I remember sitting in Professor Mimi Wesson’s Criminal Law class early in my 1L year, giggling quietly with pleasure as Professor Wesson guided us along on her razor-sharp Socratic path. Wow! The intellectual challenge was a thrill, and one which catapulted me into my legal career.
What do you know now that you wish you had known in law school?
It’s the research and writing that counts. I must confess that I had an inkling back then that the 3L-taught model of the 1980s-era legal writing program was a thin offering. I’m happy to know that Colorado Law now offers one of the country’s most robust legal writing programs, with elective courses spanning all three years.
What advice would you give to current students as they’re preparing to graduate?

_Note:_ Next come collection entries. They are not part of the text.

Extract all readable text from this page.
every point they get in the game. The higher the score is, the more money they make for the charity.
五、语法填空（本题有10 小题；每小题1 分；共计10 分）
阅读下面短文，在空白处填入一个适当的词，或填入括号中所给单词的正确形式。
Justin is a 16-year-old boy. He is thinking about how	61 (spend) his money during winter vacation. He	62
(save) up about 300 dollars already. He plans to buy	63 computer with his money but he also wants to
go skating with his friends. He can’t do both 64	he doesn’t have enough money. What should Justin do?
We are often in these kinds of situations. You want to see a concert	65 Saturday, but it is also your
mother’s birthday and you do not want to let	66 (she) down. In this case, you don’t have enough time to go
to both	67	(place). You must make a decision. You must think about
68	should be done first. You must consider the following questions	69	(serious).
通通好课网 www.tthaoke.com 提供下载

Think of your preparation for the bar exam as an incredible opportunity, even if imposed, to leave law school with a fresh and intense review of most of the major subject areas. Know that the skills and knowledge that the “JD” soon will convey are coveted by many career sectors, and for good reason. You have invested in yourself these past three years, now go out there and find a workplace that supports the career you want—and if you don’t find it the first time, try again. Consider anew the reasons that brought you to law school in light of all you now know; invigorate those reasons that still appeal to you with all the new powers that you have acquired.
Who was the biggest influence on your career?

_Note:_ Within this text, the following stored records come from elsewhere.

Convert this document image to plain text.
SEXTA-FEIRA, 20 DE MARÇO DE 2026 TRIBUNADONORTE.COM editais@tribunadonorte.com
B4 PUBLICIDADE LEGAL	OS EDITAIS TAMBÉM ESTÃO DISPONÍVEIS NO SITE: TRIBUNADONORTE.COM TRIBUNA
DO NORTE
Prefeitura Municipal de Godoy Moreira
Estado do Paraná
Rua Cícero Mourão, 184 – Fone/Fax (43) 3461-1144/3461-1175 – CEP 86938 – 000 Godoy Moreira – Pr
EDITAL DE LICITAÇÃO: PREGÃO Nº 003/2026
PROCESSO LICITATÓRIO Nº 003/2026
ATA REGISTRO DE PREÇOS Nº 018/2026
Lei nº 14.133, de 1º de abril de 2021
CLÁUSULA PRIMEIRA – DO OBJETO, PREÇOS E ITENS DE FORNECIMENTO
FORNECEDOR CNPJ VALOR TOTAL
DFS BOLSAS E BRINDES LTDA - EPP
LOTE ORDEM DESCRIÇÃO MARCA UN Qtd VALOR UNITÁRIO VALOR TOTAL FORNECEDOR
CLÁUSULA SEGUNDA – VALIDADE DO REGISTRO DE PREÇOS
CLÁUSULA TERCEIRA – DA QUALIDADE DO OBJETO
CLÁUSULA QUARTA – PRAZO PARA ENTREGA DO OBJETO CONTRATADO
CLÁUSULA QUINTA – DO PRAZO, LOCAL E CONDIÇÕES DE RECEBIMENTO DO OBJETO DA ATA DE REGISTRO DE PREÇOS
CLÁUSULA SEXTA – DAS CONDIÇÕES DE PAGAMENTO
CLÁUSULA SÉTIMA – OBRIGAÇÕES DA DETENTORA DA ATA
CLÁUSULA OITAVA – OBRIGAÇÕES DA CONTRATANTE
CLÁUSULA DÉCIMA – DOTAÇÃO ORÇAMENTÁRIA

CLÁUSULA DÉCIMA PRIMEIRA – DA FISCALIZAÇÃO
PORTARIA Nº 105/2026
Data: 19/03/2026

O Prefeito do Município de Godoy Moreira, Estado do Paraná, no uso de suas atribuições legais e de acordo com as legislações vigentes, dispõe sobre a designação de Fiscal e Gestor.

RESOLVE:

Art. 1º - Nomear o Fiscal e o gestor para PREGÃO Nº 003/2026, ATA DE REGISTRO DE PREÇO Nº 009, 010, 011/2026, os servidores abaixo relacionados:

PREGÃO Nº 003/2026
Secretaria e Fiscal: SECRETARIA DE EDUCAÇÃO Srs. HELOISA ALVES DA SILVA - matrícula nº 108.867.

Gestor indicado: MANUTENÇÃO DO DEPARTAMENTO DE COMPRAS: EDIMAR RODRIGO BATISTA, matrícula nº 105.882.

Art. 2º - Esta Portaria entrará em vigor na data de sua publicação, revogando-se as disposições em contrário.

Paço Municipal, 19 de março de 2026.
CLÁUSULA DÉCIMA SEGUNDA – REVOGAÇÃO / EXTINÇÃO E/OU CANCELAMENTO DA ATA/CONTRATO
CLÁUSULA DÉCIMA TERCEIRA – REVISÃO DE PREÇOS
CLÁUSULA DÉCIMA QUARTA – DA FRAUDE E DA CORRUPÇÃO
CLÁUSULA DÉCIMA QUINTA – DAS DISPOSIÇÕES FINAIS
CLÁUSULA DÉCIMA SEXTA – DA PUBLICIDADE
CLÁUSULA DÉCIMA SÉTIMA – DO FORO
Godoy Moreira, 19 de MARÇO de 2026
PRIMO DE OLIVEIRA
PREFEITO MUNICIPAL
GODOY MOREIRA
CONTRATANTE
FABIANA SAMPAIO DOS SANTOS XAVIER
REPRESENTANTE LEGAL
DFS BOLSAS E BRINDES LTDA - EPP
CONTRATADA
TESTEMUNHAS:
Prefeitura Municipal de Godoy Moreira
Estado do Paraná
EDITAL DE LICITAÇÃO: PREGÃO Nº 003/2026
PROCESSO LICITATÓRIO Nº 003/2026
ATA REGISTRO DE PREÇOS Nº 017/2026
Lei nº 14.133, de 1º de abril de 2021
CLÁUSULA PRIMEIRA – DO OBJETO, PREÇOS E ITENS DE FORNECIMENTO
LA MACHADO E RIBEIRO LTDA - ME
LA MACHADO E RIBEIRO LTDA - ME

I’ve had the benefit of some wonderful, generous mentors in my life, but likely the biggest influence was Joseph R. Quinn, who was chief justice of the Colorado Supreme Court when I clerked for him immediately after law school in 1987. Justice Quinn was a mentor by example (not, I suspect, a teacher by inclination). For example, during my year drafting opinions, my writing instruction came not directly from the judge but from what I could observe by reading his iterations of my draft. My goodness, I certainly had the opportunity to learn to use words sparingly and concisely and correctly! I observed and participated in the painstaking cycles of editing and rewriting and editing some more that result in precise—and therefore meaningful—language. And there was his level-headedness, his high ethical bar, his straightforwardness, his high expectations, his commitment to the rule of law, his ability to lead softly but powerfully. I was a lucky guy, just about to set out upon a career in law and receiving such a year-long immersion “in chambers.”

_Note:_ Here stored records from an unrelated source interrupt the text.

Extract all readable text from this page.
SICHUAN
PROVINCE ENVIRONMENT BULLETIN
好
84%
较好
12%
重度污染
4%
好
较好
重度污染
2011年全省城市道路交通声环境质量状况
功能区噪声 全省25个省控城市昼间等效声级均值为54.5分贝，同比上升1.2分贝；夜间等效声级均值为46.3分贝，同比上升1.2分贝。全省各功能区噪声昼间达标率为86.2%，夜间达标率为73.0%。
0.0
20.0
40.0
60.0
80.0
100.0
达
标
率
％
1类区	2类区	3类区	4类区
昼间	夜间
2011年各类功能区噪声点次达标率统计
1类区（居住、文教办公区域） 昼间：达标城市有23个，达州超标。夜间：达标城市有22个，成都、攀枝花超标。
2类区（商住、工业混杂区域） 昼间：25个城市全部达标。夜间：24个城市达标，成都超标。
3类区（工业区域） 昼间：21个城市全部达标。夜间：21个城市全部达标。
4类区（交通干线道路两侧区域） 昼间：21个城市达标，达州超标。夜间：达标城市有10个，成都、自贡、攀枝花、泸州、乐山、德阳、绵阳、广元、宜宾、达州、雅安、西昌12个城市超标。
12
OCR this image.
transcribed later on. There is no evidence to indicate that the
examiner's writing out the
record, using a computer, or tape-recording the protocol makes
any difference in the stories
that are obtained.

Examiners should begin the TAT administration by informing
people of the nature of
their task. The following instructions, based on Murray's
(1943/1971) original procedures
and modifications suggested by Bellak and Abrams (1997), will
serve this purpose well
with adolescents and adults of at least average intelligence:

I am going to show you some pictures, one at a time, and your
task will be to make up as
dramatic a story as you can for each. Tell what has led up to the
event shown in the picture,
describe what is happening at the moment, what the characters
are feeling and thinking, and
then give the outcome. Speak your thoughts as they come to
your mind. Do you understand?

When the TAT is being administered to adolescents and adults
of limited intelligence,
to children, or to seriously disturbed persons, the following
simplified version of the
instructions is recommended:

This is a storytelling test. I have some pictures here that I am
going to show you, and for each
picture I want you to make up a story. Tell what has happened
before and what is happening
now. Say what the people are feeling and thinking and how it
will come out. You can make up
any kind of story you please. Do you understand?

Of what accomplishment are you most proud?
I’m going to focus my response on a professional accomplishment. Midway through my years representing public school districts, I was asked by a superintendent newly recruited to a very rural, sparsely populated district to assist in the dismissal of a teacher, which involved a hearing before a state hearing officer. As I prepared witnesses, I learned that this teacher had emotionally abused targeted students for years; many of the parents of current students had themselves witnessed or experienced the abuse. But the teacher was of a locally important ranching family, and no previous superintendent or parent had dared face the fallout of attempting the dismissal. The parents were weary of me, a suited outsider from the big city who was asking their children discomforting questions; one dad even grabbed me by the shirtfront and threatened bodily harm if on the stand I subjected his son to anything other than what I had represented. I was convinced, based on my witnesses’ testimony and Colorado case law, that the district would prevail at the hearing, but the teacher’s attorney had no background in teacher dismissals, and sadly and unnecessarily caused the preparations to continue until just minutes before the hearing was to begin. As I drove out of town some hours later, three groupings of several adults stood by the curb of the main intersection in town (there were no traffic lights), applauding me as I returned to the city.